30 - 40 minutes
2 - 3 people
2 large organic chicken breasts
1 pack of organic bacon
100 millilitres white wine
1 egg lightly beaten
75 g freshly grated parmesan
75 g gluten free breadcrumbs (I used Leimer)
1 dessert spoon vegetable oil
1 teaspoon powdered fenugreek
1 teaspoon dried oregano
2 (400g) tins of chopped tomatoes
125 g buffalo mozzarella
Begin by pre-heating your oven to 180 degrees Celsius. While this is happening, slice and dice the bacon then stir fry with the powdered fenugreek in a saucepan until golden brown. Add the white wine and stir with a wooden spatula to release the brown caramelised bacon fat and fenugreek on the bottom of the pan then simmer until the wine has almost disappeared. Now add the two tins of chopped tomatoes and the oregano along with a couple of twists of salt and pepper then simmer stirring regularly for 15 - 20 minutes.

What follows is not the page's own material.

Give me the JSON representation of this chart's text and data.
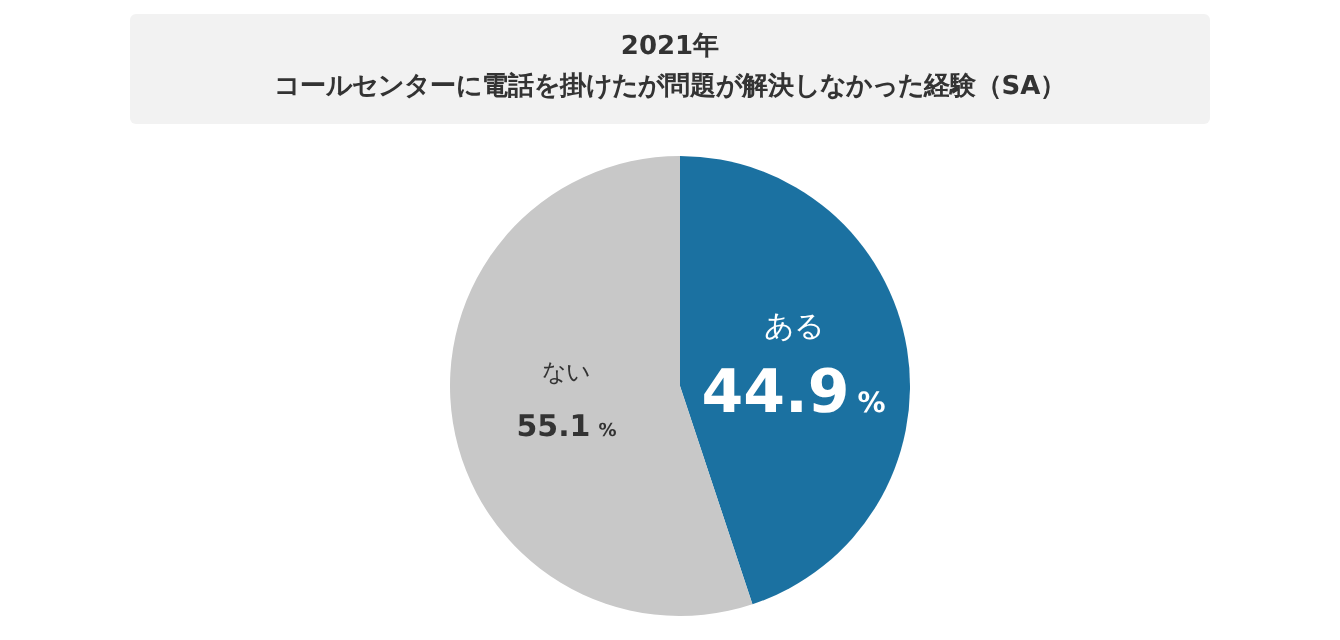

Continue by trimming the fat from the chicken breasts and removing the smaller breast pieces (tenders), then slicing out the tendon in the middle. Once done, take two plates with high sides and crack an egg into one, lightly whisking the egg together with a fork. On the other plate, mix together half the freshly grated parmesan and gluten free breadcrumbs. Now heat a dessert spoon of vegetable oil in a frying pan and, when hot, dredge the chicken pieces on both sides first in the egg then in the breadcrumb/parmesan mixture before laying in the frying pan, reducing the heat to medium and cooking for 5 minutes on each side.
While the chicken is cooking, take a large bowl or casserole dish and pour in the tomato sauce. When the chicken is ready, place these pieces on top of the tomato, cover with the remaining parmesan then slice the buffalo mozzarella and top with these slices and another twist or two of salt and pepper. Place in the oven for 15 minutes and then serve with rice or pasta.